Encore un cran au dessus, nous arrivons à des états ou des multinationales qui organisent des formes de pénurie ou de peur, pour ensuite obtenir l’approbation des foules pour mettre en oeuvre des systèmes répressifs, mais qui seront répressifs pour tous et non pas pour les soi disant terroristes. Un visionnage du film Brazil vous donnera quelques idées sur le sujet.
Un piège subtil est que si je me plain de ceux qui se plaignent, je renforce leur nuisance en les accompagnant, mais comme j’en suis conscient, le mal est moindre et je peux l’arrêter tout de suite.
Maintenant, sortez couvert et ouvrez l’œil.

Vous avez dit « crise », comme c’est bizarre !

Je paraphrase Louis Jouvet dans le célèbre film « Drôle de Drame » dont le nom a peut être quelque écho avec notre « crise » qui ressemble en effet à un drôle de drame, un drame qui ne dit pas son nom.
Le mot crise s’emploi habituellement pour des épisode de courte durée, comme une crise de foie, une crise d’appendicite.
Sommes nous en déni pour baptiser du nom de crise une situation qui est beaucoup plus profonde que les effets de surfaces n’en laissent apparaître ?
La notion de déni (en cas d’apparition d’un événement très fort, comme la perte d’un proche) a été mise en évidence par Elisabeth Kübler-Ross.
Rappelons les 5 phases proposées par cette chercheuse :

1) Déni (Denial). Exemple : « Ce n’est pas possible, ils ont dû se tromper. »
2) Colère (Anger). Exemple : « Pourquoi moi et pas un autre ? Ce n’est pas juste ! »
3) Marchandage (Bargaining). Exemple : « Laissez-moi vivre pour voir mes enfants diplômés. », « Je ferai ce que vous voudrez, faites-moi vivre quelques années de plus. »
4) Dépression (Depression). Exemple : « Je suis si triste, pourquoi se préoccuper de quoi que ce soit ? », « Je vais mourir… Et alors ? »
5) Acceptation (Acceptance).
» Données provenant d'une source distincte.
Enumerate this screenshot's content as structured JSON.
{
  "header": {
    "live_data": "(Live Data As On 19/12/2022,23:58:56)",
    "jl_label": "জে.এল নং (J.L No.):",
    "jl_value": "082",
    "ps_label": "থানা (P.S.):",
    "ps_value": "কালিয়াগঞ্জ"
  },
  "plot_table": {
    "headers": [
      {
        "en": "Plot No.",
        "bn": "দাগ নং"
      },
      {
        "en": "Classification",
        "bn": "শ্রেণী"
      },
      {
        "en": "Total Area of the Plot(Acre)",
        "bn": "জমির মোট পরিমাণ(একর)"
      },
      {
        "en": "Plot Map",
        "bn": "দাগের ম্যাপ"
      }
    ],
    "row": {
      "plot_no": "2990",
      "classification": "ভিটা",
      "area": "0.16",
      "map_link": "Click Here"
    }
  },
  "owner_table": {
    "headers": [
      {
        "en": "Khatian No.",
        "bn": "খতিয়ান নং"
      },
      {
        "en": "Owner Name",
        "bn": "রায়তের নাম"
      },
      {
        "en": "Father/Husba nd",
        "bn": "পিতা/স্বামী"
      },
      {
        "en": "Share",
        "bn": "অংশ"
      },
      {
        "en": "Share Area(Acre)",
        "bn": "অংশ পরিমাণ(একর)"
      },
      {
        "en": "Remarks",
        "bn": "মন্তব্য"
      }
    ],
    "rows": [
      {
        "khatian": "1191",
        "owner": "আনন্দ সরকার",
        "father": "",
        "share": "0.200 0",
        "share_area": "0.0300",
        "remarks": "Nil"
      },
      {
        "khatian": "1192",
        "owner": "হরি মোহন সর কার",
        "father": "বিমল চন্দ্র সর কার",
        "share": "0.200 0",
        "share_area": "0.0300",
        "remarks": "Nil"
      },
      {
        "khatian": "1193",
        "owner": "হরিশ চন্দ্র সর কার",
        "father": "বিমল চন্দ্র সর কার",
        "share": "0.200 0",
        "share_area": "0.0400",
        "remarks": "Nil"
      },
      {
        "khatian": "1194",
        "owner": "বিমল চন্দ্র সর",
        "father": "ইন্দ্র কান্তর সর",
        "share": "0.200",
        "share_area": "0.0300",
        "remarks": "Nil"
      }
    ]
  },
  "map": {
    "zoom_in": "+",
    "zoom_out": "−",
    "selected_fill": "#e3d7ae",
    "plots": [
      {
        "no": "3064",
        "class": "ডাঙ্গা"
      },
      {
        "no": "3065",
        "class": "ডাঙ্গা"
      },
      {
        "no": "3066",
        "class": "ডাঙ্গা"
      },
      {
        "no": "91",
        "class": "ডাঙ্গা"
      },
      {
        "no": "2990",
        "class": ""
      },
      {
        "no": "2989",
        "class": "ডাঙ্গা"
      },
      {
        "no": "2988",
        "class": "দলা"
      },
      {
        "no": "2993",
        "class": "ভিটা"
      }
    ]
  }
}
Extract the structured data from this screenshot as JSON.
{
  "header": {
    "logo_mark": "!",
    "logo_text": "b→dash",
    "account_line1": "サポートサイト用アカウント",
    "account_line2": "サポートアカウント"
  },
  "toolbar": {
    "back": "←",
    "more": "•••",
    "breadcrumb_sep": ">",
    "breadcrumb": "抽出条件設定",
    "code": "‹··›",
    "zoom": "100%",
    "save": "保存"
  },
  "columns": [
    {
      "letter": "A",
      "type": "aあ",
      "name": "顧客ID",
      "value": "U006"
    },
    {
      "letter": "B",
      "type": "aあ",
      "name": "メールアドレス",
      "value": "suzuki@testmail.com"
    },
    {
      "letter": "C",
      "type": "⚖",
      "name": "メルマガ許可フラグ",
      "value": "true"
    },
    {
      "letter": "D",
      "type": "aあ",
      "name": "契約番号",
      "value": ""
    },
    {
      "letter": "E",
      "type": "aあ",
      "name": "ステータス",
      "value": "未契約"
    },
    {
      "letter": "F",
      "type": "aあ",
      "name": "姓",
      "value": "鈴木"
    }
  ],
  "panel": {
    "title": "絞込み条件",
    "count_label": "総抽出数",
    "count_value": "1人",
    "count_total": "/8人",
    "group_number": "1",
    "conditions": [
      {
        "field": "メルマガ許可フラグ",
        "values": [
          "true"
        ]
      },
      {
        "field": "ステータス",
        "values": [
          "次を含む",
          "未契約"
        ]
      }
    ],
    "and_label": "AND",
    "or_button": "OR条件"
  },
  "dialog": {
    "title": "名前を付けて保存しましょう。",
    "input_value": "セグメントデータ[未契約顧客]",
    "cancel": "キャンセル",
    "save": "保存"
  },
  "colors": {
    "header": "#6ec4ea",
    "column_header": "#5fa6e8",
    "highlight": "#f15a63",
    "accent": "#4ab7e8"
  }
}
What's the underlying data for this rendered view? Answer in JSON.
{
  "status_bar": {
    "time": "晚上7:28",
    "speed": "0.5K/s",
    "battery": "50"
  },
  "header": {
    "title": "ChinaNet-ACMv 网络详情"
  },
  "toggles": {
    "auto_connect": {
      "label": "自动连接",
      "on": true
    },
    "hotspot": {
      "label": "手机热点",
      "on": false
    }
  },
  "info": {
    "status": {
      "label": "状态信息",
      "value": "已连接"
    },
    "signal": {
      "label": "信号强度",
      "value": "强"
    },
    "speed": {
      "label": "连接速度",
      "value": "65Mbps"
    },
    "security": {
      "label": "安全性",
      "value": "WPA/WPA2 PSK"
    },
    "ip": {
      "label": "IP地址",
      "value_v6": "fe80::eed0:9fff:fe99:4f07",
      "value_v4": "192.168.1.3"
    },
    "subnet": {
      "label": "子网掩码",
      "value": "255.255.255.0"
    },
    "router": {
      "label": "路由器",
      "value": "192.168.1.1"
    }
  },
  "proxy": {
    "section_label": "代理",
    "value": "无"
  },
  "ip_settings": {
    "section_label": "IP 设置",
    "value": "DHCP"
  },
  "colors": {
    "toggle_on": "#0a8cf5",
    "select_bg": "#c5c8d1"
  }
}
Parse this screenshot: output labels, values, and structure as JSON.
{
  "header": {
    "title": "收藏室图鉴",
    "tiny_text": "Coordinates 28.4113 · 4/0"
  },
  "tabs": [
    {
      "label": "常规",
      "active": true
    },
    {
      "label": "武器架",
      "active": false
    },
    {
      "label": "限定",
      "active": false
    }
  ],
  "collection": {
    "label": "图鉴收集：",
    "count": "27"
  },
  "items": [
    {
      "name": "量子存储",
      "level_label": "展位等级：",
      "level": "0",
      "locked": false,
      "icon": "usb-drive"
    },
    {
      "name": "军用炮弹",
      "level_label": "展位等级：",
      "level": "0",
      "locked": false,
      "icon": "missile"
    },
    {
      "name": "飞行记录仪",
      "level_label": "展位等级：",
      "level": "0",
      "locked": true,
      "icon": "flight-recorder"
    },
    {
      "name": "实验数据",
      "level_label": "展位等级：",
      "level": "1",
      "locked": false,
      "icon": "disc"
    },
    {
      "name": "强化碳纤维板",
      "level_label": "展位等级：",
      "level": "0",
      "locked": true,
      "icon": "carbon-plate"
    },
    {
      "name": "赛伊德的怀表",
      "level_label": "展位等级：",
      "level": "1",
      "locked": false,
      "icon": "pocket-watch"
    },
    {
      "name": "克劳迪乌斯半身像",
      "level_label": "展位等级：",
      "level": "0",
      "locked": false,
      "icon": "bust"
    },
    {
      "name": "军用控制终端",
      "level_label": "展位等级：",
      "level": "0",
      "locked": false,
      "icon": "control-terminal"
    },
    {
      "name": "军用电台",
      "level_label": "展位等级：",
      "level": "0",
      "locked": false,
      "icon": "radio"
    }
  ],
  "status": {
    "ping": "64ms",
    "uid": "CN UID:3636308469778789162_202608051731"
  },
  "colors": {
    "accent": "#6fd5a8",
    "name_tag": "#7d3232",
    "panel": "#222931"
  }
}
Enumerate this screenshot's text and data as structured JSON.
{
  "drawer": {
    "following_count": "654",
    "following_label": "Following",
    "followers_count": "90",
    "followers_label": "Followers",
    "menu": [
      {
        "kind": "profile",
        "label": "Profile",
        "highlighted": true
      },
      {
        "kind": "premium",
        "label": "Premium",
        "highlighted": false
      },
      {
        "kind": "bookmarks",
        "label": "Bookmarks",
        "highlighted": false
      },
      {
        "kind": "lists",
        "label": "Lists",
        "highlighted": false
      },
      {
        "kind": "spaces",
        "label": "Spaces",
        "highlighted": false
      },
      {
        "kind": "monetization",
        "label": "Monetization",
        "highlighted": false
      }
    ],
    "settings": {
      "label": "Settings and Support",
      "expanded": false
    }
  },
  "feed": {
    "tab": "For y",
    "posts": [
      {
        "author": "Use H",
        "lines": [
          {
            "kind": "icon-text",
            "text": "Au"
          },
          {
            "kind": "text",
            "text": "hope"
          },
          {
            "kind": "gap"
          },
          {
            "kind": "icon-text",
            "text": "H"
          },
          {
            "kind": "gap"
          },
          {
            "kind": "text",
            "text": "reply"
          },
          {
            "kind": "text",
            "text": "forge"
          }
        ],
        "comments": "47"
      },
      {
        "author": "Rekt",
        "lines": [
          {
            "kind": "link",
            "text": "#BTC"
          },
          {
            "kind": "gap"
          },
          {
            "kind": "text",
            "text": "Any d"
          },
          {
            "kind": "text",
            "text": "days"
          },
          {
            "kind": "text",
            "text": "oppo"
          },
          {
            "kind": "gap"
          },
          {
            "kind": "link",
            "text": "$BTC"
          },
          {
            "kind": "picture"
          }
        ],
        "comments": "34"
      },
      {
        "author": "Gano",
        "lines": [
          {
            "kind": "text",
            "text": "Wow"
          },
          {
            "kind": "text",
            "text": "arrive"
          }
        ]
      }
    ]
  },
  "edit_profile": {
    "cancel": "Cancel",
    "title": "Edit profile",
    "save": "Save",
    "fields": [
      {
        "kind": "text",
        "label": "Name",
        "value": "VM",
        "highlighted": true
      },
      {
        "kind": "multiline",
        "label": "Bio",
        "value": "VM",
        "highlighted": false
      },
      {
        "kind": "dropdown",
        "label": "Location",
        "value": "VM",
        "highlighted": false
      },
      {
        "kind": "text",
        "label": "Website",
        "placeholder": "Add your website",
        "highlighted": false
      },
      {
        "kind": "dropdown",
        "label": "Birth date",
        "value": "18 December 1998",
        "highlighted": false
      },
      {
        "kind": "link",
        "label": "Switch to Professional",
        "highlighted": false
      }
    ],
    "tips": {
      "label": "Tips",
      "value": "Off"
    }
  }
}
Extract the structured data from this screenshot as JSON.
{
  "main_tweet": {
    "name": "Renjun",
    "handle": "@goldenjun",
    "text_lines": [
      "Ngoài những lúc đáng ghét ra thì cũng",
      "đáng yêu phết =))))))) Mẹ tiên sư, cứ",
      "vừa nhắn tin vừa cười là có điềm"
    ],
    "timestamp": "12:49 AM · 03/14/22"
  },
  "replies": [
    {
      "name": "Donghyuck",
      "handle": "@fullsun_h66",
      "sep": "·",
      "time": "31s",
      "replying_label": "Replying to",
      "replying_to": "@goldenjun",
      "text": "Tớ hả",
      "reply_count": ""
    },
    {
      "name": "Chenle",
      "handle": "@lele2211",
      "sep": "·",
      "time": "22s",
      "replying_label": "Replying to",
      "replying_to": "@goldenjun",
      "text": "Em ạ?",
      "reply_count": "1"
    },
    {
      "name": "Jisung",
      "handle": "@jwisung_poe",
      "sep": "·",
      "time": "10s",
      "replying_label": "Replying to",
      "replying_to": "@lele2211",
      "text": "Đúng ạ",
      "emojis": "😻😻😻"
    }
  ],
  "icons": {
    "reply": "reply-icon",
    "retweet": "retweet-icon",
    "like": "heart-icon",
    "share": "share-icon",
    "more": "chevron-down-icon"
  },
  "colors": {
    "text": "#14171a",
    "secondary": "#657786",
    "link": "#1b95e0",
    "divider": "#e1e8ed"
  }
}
Exemple : « Maintenant, je suis prêt, j’attends mon dernier souffle avec sérénité. »

Tant que l’on reste avec l’usage du mot « crise », on peut sous entendre qu’il s’agit d’une crise passagère et qu’ensuite, une fois la difficulté passée, tout repartira comme en l’an 40 (selon la célèbre formule) et donc qu’il n’y a pas de remaniement en profondeur qui soit à faire ou à prévoir.
Utiliser le mot crise depuis 2008 soit pratiquement 5 ans à ce jour, sans qu’il n’y ai d’embryon de solution, du moins sur les grands problèmes comme l’énergie, la pollution ou l’épuisement des matières premières, relève selon moi d’un déni.
Ceux (les rares) qui ont franchi ce stade, sont passés dans la catégorie suivante : la colère.
On y retrouve le mouvement des indignés (suite à l’ouvrage de Stéphane Hessel) « Indignez vous » ou le mouvement des pigeons et bien d’autres lanceurs d’alerte.
Je vous laisse faire la suite du développement pour les stades de 3 à 5.